Peer-reviewed Material:

  • Includes a revision submission date and acceptance date

  • Credit is given to anonymous reviewers in the Acknowledgements section of the article.

Research Article:

  • Methods and Results sections within the article indicate that original research was conducted.

Blog post 9

The design of my field research was relatively simple, which led to some paranoia about missing a key concept because of the simplicity.  However, given the intended use of the data and the relatively small sample site, I am confident that the design was appropriate for the question.

One feature of the field research that turned out to be unnecessary was the detailed locational data that I collected.  For each sample collected, I noted the exact location where it was found along the transect and in the plot.  This information proved to be of little use later on.  Collecting this data was probably the most time consuming aspect of the data collection, so designing a similar study in the future that eliminates that component would be ideal.
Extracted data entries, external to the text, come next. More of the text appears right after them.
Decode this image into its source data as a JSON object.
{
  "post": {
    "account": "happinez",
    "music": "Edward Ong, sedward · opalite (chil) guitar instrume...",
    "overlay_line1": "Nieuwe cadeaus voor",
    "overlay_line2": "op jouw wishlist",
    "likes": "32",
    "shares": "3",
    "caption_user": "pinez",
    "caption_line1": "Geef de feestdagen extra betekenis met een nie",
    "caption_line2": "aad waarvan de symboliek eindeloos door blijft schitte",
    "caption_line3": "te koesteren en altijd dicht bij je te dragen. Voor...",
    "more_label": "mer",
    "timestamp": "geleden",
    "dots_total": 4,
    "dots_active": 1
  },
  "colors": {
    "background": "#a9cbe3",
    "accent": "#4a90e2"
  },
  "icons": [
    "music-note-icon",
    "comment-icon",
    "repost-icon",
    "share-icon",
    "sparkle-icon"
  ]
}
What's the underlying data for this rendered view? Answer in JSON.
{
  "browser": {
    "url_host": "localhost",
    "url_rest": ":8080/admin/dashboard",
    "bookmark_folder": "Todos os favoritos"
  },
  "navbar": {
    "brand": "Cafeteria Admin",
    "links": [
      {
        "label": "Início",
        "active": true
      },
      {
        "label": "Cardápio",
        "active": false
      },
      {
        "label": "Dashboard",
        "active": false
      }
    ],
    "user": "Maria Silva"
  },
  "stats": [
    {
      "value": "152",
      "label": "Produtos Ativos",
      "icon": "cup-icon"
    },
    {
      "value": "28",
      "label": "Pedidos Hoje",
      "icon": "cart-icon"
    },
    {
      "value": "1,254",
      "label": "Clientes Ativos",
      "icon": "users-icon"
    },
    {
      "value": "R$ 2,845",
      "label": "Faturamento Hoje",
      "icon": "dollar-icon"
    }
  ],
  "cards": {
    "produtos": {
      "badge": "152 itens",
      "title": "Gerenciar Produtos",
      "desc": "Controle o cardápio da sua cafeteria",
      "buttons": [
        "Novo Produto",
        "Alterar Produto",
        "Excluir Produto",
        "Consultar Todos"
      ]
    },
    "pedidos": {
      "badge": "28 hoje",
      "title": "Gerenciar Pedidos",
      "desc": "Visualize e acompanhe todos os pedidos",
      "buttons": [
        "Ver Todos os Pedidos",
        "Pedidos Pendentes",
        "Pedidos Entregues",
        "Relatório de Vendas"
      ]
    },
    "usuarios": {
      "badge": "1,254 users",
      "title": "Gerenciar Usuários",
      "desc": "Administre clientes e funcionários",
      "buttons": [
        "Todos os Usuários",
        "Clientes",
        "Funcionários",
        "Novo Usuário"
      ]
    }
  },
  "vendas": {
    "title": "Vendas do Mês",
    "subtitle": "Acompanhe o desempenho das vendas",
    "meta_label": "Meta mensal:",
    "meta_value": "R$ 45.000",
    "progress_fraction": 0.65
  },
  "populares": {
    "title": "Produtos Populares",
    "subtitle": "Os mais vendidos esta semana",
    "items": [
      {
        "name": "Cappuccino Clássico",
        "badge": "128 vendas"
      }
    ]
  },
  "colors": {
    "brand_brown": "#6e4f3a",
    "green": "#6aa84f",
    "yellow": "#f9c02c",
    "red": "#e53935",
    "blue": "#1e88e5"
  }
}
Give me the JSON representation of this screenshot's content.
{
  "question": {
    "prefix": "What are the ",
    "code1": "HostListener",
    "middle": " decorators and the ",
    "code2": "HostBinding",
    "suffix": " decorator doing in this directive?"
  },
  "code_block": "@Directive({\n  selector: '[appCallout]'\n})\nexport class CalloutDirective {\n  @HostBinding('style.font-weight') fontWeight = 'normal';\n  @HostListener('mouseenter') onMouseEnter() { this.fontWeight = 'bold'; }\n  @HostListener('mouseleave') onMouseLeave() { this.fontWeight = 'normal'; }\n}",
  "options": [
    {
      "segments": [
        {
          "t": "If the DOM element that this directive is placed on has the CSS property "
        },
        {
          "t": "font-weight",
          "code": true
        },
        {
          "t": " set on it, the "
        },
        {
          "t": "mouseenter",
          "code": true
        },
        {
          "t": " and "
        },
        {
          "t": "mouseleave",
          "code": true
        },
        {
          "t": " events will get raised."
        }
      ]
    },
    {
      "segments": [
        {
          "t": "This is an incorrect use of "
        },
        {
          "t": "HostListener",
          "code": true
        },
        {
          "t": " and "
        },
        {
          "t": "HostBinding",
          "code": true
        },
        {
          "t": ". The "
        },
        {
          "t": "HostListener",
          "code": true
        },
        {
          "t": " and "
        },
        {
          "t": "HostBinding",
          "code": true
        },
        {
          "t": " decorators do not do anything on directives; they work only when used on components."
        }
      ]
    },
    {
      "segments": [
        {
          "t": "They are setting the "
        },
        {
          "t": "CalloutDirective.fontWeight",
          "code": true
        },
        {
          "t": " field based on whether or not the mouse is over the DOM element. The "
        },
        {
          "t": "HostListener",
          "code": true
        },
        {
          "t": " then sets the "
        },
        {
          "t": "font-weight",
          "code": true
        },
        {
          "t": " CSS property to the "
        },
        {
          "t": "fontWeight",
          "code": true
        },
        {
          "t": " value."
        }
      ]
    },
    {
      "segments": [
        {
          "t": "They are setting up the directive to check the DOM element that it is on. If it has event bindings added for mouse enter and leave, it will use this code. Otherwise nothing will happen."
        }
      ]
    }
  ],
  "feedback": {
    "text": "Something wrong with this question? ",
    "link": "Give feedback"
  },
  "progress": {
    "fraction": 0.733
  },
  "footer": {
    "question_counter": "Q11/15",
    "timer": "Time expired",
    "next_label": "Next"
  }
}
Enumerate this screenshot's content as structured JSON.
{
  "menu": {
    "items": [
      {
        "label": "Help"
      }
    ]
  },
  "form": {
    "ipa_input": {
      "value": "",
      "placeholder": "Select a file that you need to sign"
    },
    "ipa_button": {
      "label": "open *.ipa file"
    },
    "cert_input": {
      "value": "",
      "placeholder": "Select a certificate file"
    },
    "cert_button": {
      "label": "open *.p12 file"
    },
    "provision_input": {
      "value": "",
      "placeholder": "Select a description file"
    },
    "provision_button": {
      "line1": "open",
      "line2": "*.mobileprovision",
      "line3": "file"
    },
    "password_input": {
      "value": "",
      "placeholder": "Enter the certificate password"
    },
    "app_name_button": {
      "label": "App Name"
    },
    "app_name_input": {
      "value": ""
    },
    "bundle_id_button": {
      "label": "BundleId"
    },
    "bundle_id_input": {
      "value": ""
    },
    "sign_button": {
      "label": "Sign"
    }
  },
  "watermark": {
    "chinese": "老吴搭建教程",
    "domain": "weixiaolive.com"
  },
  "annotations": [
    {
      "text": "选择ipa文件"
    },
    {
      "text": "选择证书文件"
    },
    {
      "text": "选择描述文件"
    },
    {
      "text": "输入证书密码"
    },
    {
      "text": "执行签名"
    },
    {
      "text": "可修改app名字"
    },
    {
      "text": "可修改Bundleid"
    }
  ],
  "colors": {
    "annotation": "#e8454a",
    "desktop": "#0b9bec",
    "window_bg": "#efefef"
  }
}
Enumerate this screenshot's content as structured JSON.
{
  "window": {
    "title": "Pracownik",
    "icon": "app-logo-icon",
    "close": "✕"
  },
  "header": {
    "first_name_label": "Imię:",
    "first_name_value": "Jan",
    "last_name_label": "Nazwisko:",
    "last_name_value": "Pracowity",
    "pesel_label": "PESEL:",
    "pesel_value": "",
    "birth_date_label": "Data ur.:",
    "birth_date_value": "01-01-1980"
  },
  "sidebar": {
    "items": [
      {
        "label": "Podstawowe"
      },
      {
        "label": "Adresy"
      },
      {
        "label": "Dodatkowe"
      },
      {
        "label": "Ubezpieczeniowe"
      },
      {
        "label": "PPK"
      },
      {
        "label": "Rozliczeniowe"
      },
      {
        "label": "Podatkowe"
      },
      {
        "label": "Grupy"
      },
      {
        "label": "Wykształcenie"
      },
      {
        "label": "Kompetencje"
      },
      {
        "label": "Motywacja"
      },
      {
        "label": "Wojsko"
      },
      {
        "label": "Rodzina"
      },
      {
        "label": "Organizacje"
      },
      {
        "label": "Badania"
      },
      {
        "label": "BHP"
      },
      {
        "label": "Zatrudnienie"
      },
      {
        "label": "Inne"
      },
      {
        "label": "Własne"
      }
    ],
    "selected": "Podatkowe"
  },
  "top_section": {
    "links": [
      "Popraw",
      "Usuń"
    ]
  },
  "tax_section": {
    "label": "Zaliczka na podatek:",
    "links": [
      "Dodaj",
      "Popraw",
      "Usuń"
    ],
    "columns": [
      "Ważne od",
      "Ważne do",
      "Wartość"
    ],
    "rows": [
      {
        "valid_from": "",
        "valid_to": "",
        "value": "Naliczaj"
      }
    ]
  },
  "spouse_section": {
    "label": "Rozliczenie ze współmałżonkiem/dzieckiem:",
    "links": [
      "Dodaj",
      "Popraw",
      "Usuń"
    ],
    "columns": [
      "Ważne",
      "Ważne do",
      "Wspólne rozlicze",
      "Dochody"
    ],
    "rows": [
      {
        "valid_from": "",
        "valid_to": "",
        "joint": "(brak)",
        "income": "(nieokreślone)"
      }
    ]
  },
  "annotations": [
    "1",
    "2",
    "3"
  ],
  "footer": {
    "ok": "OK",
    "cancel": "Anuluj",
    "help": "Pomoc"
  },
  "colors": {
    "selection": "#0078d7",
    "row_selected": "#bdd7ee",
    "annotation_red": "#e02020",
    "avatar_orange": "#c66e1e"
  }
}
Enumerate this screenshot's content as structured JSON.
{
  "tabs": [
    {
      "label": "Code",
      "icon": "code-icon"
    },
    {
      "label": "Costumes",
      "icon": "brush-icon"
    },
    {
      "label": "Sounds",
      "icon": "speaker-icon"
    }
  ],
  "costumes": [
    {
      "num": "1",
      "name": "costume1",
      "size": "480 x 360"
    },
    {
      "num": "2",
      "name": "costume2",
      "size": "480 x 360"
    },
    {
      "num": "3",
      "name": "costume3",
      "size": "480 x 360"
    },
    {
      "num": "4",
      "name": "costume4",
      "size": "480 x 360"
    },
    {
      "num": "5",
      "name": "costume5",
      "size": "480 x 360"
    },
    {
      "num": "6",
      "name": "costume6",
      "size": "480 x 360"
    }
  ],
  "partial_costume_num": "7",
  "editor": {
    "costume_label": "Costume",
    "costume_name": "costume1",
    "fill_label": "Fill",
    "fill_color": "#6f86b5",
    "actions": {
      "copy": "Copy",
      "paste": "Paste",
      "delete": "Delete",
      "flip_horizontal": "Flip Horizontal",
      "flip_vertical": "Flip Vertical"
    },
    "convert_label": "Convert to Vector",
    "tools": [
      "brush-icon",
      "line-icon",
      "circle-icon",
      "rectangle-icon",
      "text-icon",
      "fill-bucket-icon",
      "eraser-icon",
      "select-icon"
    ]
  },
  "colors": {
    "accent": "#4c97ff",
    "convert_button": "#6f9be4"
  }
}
I was also interested to see how much human error or bias can be introduced into study designs and I have read other studies with a critical eye to this point.  It is difficult to design a study which does not introduce some kind of bias, whether it is related to financial constraints, areas of interest, knowledge, or any number of other potential biases and errors that are lurking.  This illustrates the importance of having many studies of a topic showing an observed effect before we can say with much confidence that there is a genuine observation being made that reflects the hypothesis.  I can now appreciate just how difficult it is to design a study in a way that reduces error and bias.  And even when that is done well, it is still important to note that there are some biases and errors which cannot be completely eliminated in such complex systems with the various constraints to doing research with limited time and funding.

Blog post 8

The table I created was relatively easy to compile.  The greatest challenge was in choosing what not to include.

I had collected location data on my sample subject of invertebrates, which I thought to include in a table or figure in some manner.  Including this data would have added unnecessary complexity to the table or figure and the reader would be unlikely to gain any meaningful insights from knowing that a species was recorded 3m down a transect and 6cm to the East.

In graphical form, the data makes a visual statement that species were most often found in a non-vegetated location.  I had expected species to be found most often in vegetation, so the visual representation is particularly stark to me. Also with the invertebrate abundance being more or less equal between sites, it is a visual representation which I find interesting.